Mercedes coloca su bastón en el respaldo de la silla y se sienta. Apoya las manos sobre ella y comienza a relatar el día en que le apartaron de su padre. Su hija, que acaba de encender la televisión del salón, abandona la estancia. Aunque han pasado 83 años y Mercedes tiene vagos recuerdos de lo que sucedió aquel día de septiembre, lleva grabado el relato que tantas veces le contó su madre. Habían salido a pasar el día fuera, al llegar a la estación donde residían, un grupo de guardias civiles y de falangistas esperaban a su padre. En el piso de arriba una habitación destrozada con todos los enseres en el suelo. ¿El motivo? Sus captores buscaban un arma para inculparle. Pero su padre, afiliado al PSOE, no tenía. “No encontraron lo que estaban buscando y aún así se lo llevaron”.
En el archivador que hay sobre la mesa, Mercedes guarda fotografías y la última carta que su madre envió a su padre, una misiva que nunca llegó a leer. También cuatro tarjetas que Rafael les envió estando detenido en el Mercado de Abastos de Calatayud. En la primera página, la octogenaria tiene el certificado que el Gobierno le envió con la firma de la ministra de Justicia, Dolores Delgado, un documento que acredita, a modo de reparación y reconocimiento, que su padre fue víctima de la guerra civil y del franquismo. Es un documento importante, pero insuficiente. Porque el empeño de Mercedes, una vez el dictador esté fuera, es que su padre sea enterrado con dignidad. “Seguiré luchando mientras viva. No voy a dejarlo ahora”.
En la televisión, aparece Francis Franco, el nieto de Franco con una bandera franquista. Pero Mercedes no mira. No le interesa. Mira al frente y solo gira la cabeza para clavar sus ojos en la foto de sus padres. Se emociona y recuerda lo que sintió en marzo de este año, cuando logró ver los restos de su padre junto a los de otros cientos de personas en el nivel cuarto de los enterramientos de la Capilla del Santo Sepulcro. “Fue una sensación tremenda. Indescriptible. Era como si lo tuvieran escondido”, relata al recordar aquel día. Su padre reposa junto a otros 34.000 muertos en las criptas de Cuelgamuros. Reposa, pero no descansa. “Escribí una carta al presidente del Gobierno y me respondió que harían lo posible por devolvérnoslo. Ha pasado tiempo, así que es lógico que no me fíe de ellos”.
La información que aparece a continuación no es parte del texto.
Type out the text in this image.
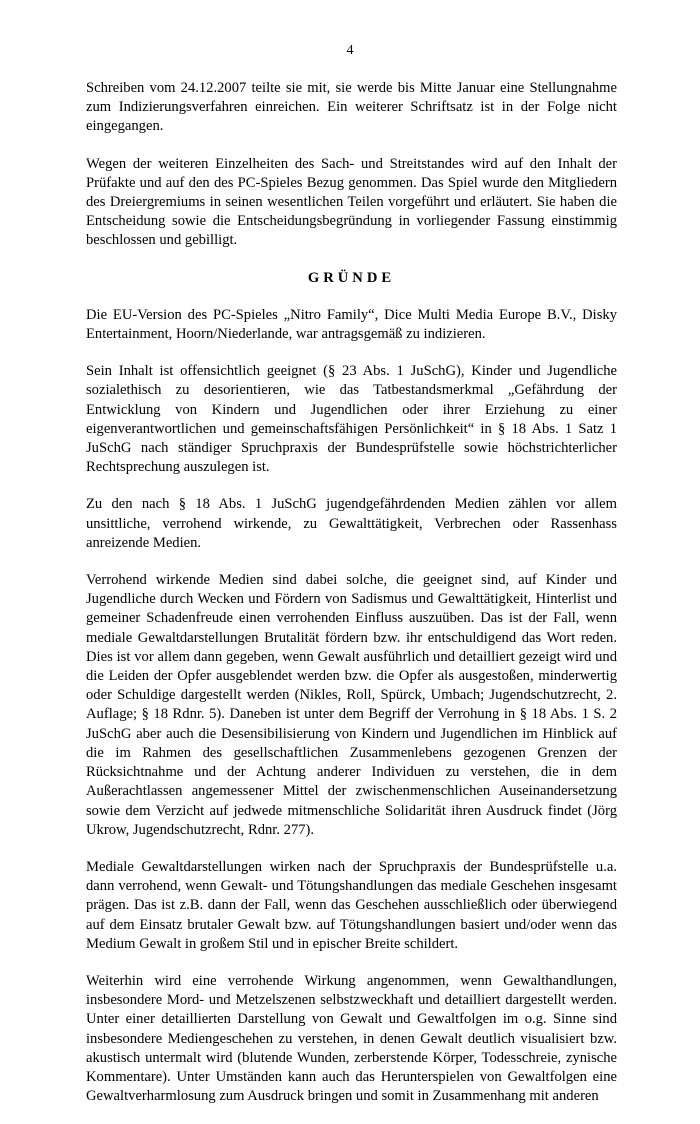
4

Schreiben vom 24.12.2007 teilte sie mit, sie werde bis Mitte Januar eine Stellungnahme zum Indizierungsverfahren einreichen. Ein weiterer Schriftsatz ist in der Folge nicht eingegangen.

Wegen der weiteren Einzelheiten des Sach- und Streitstandes wird auf den Inhalt der Prüfakte und auf den des PC-Spieles Bezug genommen. Das Spiel wurde den Mitgliedern des Dreiergremiums in seinen wesentlichen Teilen vorgeführt und erläutert. Sie haben die Entscheidung sowie die Entscheidungsbegründung in vorliegender Fassung einstimmig beschlossen und gebilligt.

GRÜNDE

Die EU-Version des PC-Spieles „Nitro Family“, Dice Multi Media Europe B.V., Disky Entertainment, Hoorn/Niederlande, war antragsgemäß zu indizieren.

Sein Inhalt ist offensichtlich geeignet (§ 23 Abs. 1 JuSchG), Kinder und Jugendliche sozialethisch zu desorientieren, wie das Tatbestandsmerkmal „Gefährdung der Entwicklung von Kindern und Jugendlichen oder ihrer Erziehung zu einer eigenverantwortlichen und gemeinschaftsfähigen Persönlichkeit“ in § 18 Abs. 1 Satz 1 JuSchG nach ständiger Spruchpraxis der Bundesprüfstelle sowie höchstrichterlicher Rechtsprechung auszulegen ist.

Zu den nach § 18 Abs. 1 JuSchG jugendgefährdenden Medien zählen vor allem unsittliche, verrohend wirkende, zu Gewalttätigkeit, Verbrechen oder Rassenhass anreizende Medien.

Verrohend wirkende Medien sind dabei solche, die geeignet sind, auf Kinder und Jugendliche durch Wecken und Fördern von Sadismus und Gewalttätigkeit, Hinterlist und gemeiner Schadenfreude einen verrohenden Einfluss auszuüben. Das ist der Fall, wenn mediale Gewaltdarstellungen Brutalität fördern bzw. ihr entschuldigend das Wort reden. Dies ist vor allem dann gegeben, wenn Gewalt ausführlich und detailliert gezeigt wird und die Leiden der Opfer ausgeblendet werden bzw. die Opfer als ausgestoßen, minderwertig oder Schuldige dargestellt werden (Nikles, Roll, Spürck, Umbach; Jugendschutzrecht, 2. Auflage; § 18 Rdnr. 5). Daneben ist unter dem Begriff der Verrohung in § 18 Abs. 1 S. 2 JuSchG aber auch die Desensibilisierung von Kindern und Jugendlichen im Hinblick auf die im Rahmen des gesellschaftlichen Zusammenlebens gezogenen Grenzen der Rücksichtnahme und der Achtung anderer Individuen zu verstehen, die in dem Außerachtlassen angemessener Mittel der zwischenmenschlichen Auseinandersetzung sowie dem Verzicht auf jedwede mitmenschliche Solidarität ihren Ausdruck findet (Jörg Ukrow, Jugendschutzrecht, Rdnr. 277).

Mediale Gewaltdarstellungen wirken nach der Spruchpraxis der Bundesprüfstelle u.a. dann verrohend, wenn Gewalt- und Tötungshandlungen das mediale Geschehen insgesamt prägen. Das ist z.B. dann der Fall, wenn das Geschehen ausschließlich oder überwiegend auf dem Einsatz brutaler Gewalt bzw. auf Tötungshandlungen basiert und/oder wenn das Medium Gewalt in großem Stil und in epischer Breite schildert.

Weiterhin wird eine verrohende Wirkung angenommen, wenn Gewalthandlungen, insbesondere Mord- und Metzelszenen selbstzweckhaft und detailliert dargestellt werden. Unter einer detaillierten Darstellung von Gewalt und Gewaltfolgen im o.g. Sinne sind insbesondere Mediengeschehen zu verstehen, in denen Gewalt deutlich visualisiert bzw. akustisch untermalt wird (blutende Wunden, zerberstende Körper, Todesschreie, zynische Kommentare). Unter Umständen kann auch das Herunterspielen von Gewaltfolgen eine Gewaltverharmlosung zum Ausdruck bringen und somit in Zusammenhang mit anderen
Mercedes, que se ha mantenido tranquila durante toda la conversación, se irrita cuando recuerda que hay quien opina que la Ley de Memoria Histórica significa reabrir heridas. “Eso es mentira, no es abrir heridas, porque nunca se han cerrado”. Suena el telefonillo y la octogenaria ni se inmuta. Su hija se acerca a la puerta de la entrada y abre. “Es la televisión”, le dice. Hoy Mercedes tiene que atender varios compromisos, tantos que ha perdido la cuenta. “Ayer me dijeron que iban a venir de un periódico, pero no vinieron. O igual me confundí con la hora”, se excusa.
Si tiene tiempo, verá la exhumación en directo. Aunque le sepa a poco quiere ser testigo de un momento histórico. La televisión muestra unas imágenes panorámicas del mausoleo faraónico. Las puertas cerradas a cal y canto ni se mueven. Los tertulianos discuten sobre lo que habría que hacer con el Valle de los Caídos.
“Antes me daba igual lo que hicieran con ese sitio, pero ahora he cambiado de idea”, cuenta Mercedes. “Creo que deben sacar a todos los que hay allí enterrados y modificarlo para que explique la realidad de por qué se construyó. Si desaparece, desaparece una parte de la historia de España que no debemos olvidar”.